With very few exceptions, divorcing couples can
and should themselves determine their post divorce rights and
responsibilities with regard to most issues, especially those
involving child custody. Preferably this should occur outside the
courtroom. If the divorcing couple cannot reach this agreement
without the assistance of third parties, we strongly recommend the
use of collaborative law
methods of dispute resolution (see our web page on
collaborative divorce).
If the issue of custody of the children can be
bargained in the shadow of the law, there will be a reduction in the
animosity that may exist between the parties and there will be
developed agreements ensuring that the children will have a close
and continuing relationship with both parents after the marriage is
dissolved. Open lines of communication will not only facilitate the
reduction and resolution of social emotional conflicts of divorcing
parents, but more important, the children will be spared the
unnecessary and destructive discord between their parents. This will
facilitate the children's positive development.
Texas law provides that the best interest of the
child shall always be the primary consideration of the court in
determining questions of custody, and it should be the primary
consideration of parents outside the courtroom.
If the issue of custody cannot be resolved by the
divorcing couple, then the court is called to apply rules
determining what is in the best interest of a child.
Texas courts have considered, although this is not
an exhaustive list, the following factors in ascertaining the best
interest of the child:
- The desires of the child;
- The emotional and physical needs of the child
now and in the future;
- The emotional and physical danger to the child
now and in the future;
- The parental abilities of the individuals
seeking custody;
- The programs available to assist these
individuals to promote the best interest of the child;
- The plans the individuals seeking custody have
for the child;
- The stability of the homes of the individuals
seeking custody;
- The acts or omissions of the parent which may
indicate that the existing parent- child relationship is not a
proper one; and
- Any excuse for the acts or omissions of the
parent.
Visitation
Guidelines
Generally, when divorcing parents hassle over
visitation, they put their own needs above those of their children. This in turn leads to an undermining of their own relationship with
the children as well as burdening them with guilt. Because the visit
is one of the few times that the visiting parent has personal
contact with the children, the visit should be meaningful for both
the visiting parent and the children. While the parents may not be
able to get along, the children still need both parents.
Visitation
exists primarily for the children and not for the parents. It is always best for the parents to agree on a
visitation schedule and take into account each child's age and such
factors as the child's schooling and whether there will be long
distance travel.
The guidelines for visitation are based on the
assumption that it is beneficial for any child to receive
affectionate care from both parents. The following guidelines
may assist in reaching and maintaining visitation arrangements in
the best interests of the child(ren):
- Remember the welfare of your children comes
first--see to it that their emotional needs are met and give
them the opportunity to develop normally under the
circumstances.
- Remember that visitation with the non-custodial
parent is needed and is helpful to the development and future
welfare of your children.
- Visitation should be pleasant not only for the
children but also for both parents. Common sense should prevail
in the granting and exercising of visitation rights.

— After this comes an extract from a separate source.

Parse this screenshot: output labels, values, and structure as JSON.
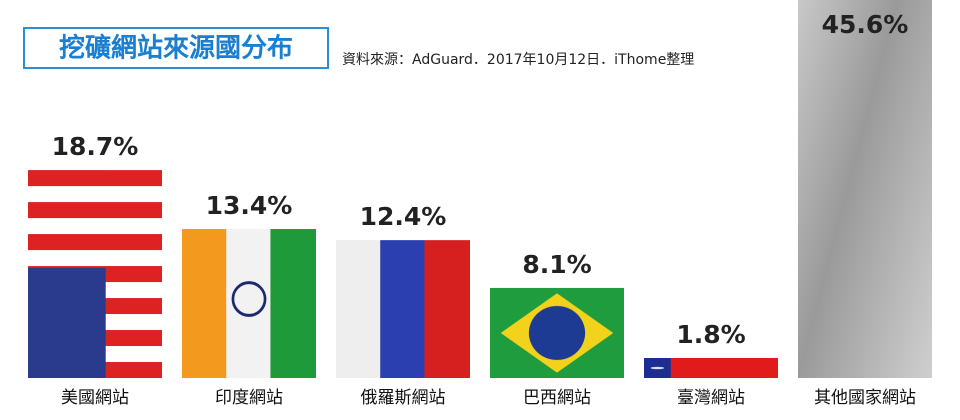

- Visitation should always help your children
maintain a positive relationship with their visiting parent.
- Visitation should not take place only in the
children's home. The non-custodial parent may want the children
to visit his or her home overnight.
- Keep a visitation schedule and inform the
custodial parent when you cannot keep an appointment. Not
keeping a visit without notifying the other parent may be
construed by the child as rejection.
- Children's plans for the weekend should not be
used as a reason for denying visitation. If the children's plans
conflict with a scheduled visitation but are in the best
interest of the children, parents and the children should work
out the problem together.
- Visitation should not be used by the visiting
parent as a means to check on the other parent. Children should
not be quizzed for this kind of information.
- Children may have problems following
visitation, and both parents should make every effort to discuss
these problems and to agree on ways to deal with such problems.
- Both parents should strive for agreement in
decisions pertaining to their children, especially regarding
discipline, so that one parent is not undermining the other's
efforts.
- Be discreet when you expose your children to
any members of the opposite sex with whom you may be emotionally
involved. Having other people participate during visitation
periods dilutes the parent-child experience during visitation.
Children may come to believe that the visiting parent does not
have time for them.
- Keep in mind that your children's future
attitude, outlook, and emotional development is important and
that uncomplicated visitation is essential.